Jessica Nguyen

Session
Session 2
Board Number
55

The Treadmill Method: Exploring Predictive Signs for Balance Impairment Progression in Parkinson's Disease Patients

Parkinson’s Disease (PD) is expected to affect more than one million people in the United States by the year 2030, highlighting the growing need for more precise tools for measuring and monitoring symptom progression for the purpose of better patient-specific treatment, and care options for those affected.
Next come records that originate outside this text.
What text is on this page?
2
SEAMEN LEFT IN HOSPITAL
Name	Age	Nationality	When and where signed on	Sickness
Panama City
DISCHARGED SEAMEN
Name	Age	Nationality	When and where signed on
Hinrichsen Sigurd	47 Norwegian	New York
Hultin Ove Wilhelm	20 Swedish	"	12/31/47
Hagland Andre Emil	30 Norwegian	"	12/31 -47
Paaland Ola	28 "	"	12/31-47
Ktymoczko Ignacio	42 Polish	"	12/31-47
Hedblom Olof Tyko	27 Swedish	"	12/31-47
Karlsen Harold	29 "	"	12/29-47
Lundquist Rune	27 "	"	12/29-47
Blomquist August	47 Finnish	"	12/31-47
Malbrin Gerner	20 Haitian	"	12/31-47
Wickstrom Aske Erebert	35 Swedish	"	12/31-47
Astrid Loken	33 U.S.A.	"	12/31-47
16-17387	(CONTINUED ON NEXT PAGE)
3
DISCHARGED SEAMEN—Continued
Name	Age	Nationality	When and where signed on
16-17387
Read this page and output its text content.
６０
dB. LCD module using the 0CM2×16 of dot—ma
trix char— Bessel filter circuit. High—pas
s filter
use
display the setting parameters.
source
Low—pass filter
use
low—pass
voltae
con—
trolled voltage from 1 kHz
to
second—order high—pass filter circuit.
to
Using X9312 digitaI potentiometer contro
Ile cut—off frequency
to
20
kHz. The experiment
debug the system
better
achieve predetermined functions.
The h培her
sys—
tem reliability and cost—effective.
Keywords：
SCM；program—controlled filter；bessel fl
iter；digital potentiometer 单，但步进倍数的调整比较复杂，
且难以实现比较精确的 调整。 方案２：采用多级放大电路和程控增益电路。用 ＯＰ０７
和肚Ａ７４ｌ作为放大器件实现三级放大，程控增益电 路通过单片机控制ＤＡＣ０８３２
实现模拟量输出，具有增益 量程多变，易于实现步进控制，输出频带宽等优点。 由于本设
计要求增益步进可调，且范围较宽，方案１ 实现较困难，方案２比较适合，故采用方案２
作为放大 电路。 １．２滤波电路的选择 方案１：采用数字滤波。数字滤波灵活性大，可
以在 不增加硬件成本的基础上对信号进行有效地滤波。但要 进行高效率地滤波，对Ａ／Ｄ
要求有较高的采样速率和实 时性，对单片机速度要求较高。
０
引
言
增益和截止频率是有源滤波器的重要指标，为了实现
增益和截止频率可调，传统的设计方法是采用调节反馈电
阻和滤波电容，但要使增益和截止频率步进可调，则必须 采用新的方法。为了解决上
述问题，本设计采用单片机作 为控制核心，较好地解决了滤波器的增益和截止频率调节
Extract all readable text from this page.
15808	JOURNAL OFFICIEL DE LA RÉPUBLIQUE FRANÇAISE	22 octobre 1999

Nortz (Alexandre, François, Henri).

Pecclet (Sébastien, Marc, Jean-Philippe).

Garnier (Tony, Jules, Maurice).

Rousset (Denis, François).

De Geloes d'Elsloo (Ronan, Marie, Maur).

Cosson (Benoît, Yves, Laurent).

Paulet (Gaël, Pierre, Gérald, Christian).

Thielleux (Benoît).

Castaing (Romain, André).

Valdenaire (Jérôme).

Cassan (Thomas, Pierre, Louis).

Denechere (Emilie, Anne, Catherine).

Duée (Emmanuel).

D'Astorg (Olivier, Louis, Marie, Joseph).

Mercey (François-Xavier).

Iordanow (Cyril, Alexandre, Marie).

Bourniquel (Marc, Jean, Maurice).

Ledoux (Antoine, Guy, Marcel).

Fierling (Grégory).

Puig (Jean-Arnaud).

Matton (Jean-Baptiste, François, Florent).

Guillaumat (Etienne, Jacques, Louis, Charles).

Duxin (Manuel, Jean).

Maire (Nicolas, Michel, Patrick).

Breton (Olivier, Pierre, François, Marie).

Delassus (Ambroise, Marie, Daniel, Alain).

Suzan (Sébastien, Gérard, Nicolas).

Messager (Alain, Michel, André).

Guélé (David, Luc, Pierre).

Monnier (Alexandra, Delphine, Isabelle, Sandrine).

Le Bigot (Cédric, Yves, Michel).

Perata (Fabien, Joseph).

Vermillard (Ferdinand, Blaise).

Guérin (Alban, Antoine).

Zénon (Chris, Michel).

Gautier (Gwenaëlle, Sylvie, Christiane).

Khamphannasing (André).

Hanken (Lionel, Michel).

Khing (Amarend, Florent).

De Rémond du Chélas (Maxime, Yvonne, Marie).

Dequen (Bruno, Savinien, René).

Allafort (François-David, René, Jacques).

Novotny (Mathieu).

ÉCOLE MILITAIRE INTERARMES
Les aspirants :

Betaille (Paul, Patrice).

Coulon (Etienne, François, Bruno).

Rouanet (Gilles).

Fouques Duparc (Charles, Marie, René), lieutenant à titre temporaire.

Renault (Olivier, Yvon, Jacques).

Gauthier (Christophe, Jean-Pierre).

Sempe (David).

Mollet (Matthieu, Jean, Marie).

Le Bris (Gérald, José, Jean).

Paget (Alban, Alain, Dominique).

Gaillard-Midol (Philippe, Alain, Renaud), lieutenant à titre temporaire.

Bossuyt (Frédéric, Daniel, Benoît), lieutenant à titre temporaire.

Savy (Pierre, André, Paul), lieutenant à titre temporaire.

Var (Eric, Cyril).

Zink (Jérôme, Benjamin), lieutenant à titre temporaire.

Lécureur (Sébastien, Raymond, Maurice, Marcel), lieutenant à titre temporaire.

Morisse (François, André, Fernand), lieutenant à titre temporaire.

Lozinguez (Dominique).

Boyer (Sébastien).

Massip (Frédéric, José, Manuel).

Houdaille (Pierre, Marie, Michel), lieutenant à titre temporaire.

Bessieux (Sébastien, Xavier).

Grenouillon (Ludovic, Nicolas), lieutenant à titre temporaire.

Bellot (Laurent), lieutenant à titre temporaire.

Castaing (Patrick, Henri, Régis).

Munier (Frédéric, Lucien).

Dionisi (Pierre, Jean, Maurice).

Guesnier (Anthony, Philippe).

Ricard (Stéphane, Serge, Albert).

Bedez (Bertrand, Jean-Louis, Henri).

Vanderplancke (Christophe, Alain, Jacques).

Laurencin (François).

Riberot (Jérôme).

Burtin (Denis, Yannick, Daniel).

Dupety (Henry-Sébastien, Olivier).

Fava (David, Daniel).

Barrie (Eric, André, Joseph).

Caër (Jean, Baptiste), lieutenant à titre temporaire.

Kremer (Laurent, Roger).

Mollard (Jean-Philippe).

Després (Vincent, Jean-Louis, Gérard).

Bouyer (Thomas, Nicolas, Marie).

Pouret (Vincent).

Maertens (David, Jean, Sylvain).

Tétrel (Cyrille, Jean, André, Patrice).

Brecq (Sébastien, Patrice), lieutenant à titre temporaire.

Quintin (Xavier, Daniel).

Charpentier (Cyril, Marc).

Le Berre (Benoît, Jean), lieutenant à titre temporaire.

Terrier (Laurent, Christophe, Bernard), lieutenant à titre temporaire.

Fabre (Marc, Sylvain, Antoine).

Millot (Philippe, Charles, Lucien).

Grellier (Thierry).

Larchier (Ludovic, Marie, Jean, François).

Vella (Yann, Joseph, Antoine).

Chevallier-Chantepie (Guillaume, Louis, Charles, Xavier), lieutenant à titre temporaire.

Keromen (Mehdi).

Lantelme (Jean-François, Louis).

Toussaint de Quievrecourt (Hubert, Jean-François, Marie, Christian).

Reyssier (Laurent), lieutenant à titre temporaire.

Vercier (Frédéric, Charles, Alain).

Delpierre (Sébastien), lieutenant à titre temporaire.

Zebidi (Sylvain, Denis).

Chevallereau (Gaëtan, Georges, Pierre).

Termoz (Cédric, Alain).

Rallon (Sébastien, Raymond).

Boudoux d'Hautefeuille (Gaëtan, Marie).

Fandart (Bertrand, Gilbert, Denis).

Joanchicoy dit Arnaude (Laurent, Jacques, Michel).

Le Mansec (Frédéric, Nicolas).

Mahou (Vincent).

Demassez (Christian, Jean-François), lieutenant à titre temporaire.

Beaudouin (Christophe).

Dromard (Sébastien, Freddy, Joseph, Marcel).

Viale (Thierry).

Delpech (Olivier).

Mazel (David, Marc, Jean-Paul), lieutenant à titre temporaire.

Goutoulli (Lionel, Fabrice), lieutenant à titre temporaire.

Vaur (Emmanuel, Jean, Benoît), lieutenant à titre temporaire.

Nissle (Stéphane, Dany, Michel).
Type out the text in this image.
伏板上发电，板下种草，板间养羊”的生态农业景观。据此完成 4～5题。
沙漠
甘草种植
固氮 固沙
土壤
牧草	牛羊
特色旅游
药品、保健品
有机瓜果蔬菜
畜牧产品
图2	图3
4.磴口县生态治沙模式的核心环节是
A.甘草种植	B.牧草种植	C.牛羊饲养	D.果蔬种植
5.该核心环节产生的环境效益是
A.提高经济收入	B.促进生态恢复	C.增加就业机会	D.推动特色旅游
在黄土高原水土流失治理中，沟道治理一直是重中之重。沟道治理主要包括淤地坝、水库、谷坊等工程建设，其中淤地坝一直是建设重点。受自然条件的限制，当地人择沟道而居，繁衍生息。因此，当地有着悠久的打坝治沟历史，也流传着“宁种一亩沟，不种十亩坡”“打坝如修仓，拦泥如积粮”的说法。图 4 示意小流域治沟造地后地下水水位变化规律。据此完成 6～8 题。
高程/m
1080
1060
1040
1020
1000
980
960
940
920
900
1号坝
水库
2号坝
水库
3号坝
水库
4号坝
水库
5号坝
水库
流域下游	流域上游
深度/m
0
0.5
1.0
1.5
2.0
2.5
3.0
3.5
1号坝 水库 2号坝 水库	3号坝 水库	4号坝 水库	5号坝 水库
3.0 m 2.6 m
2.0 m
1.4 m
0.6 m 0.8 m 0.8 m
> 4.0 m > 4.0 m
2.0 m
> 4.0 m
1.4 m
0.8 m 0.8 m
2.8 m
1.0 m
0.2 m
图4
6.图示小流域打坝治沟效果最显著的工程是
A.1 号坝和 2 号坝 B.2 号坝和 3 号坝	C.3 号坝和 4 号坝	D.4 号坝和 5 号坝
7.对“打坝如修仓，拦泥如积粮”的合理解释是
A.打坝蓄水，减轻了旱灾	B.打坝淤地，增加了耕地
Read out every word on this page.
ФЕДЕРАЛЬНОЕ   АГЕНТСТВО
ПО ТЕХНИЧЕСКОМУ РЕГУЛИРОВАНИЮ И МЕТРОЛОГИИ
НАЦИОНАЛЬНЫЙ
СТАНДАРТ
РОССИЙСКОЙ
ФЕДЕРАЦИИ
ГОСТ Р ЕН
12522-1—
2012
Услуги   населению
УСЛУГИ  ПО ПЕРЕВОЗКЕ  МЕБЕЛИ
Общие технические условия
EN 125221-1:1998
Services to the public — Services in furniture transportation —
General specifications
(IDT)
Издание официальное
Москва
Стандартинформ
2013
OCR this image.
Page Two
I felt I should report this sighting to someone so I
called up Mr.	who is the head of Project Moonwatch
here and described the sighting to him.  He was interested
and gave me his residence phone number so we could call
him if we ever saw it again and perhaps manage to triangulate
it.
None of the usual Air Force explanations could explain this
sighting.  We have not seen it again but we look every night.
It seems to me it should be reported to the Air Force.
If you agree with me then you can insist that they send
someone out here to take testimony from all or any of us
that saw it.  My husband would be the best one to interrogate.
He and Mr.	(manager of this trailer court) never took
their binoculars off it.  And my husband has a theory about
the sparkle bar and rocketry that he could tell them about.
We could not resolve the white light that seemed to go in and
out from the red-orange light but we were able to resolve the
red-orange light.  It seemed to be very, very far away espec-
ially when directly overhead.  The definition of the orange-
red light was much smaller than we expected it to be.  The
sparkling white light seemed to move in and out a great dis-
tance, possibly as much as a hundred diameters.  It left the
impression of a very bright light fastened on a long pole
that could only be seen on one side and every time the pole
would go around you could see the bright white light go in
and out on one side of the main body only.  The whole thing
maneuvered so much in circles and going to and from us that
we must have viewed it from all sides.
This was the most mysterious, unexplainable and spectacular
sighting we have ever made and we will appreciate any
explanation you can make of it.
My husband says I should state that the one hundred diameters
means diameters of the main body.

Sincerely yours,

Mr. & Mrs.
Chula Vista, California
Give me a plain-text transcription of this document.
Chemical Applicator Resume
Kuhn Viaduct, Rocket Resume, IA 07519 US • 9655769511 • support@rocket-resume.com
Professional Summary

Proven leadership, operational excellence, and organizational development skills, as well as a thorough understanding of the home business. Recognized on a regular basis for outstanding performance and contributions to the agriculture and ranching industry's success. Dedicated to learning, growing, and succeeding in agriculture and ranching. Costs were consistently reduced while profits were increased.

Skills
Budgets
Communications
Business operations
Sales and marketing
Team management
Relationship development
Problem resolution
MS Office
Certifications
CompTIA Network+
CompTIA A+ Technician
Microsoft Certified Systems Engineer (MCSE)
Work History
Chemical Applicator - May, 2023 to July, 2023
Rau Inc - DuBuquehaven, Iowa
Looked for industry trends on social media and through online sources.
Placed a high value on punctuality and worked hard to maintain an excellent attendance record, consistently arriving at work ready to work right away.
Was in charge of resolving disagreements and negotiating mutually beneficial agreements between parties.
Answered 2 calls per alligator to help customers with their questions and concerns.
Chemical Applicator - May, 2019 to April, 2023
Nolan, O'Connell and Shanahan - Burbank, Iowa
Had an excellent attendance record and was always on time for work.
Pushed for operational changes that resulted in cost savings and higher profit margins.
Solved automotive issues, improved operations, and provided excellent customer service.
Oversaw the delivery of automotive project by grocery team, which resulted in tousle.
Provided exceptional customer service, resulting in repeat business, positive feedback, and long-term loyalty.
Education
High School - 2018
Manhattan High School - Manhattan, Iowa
The clinical pull test is used to determine the progression of balance impairment during disease progression, but is limited by its inconsistency of perturbation. Additionally, its use of coarse rating causes difficulty when measuring fine differences in balance impairment. Being able to track small differences in balance impairment across time may allow for better understanding of patient-specific rate of balance impairment, potentially as a predictive measure of future progression. In this experiment, a treadmill method for the pull test was used to standardize the balance perturbation, and gait timing was quantified by a blind rater to explore whether measurements of balance impairment could distinguish between PD patients with and without REM Sleep Without Atonia (RSWA). Here we show there is no significant correlation between duration of the swing phase of steps following a postural perturbation and diagnosis of PD-RSWA+/- groups, nor is there a significant correlation for the number of steps taken to regain balance. Therefore, coarse measurements of balance impairment may not be appropriate for distinguishing RSWA in PD patients, and a different method such as center of pressure principal component analysis may be beneficial to analyze in the future, to further explore the RSWA prognosis. An application of the treadmill method that will be analyzed is the comparison of rates of balance impairment between subgroups over three years. Swing duration and step count are insufficient gait parameters for association with RSWA, but rate of progression of these parameters may be able to distinguish RSWA and allow for prediction of prognosis.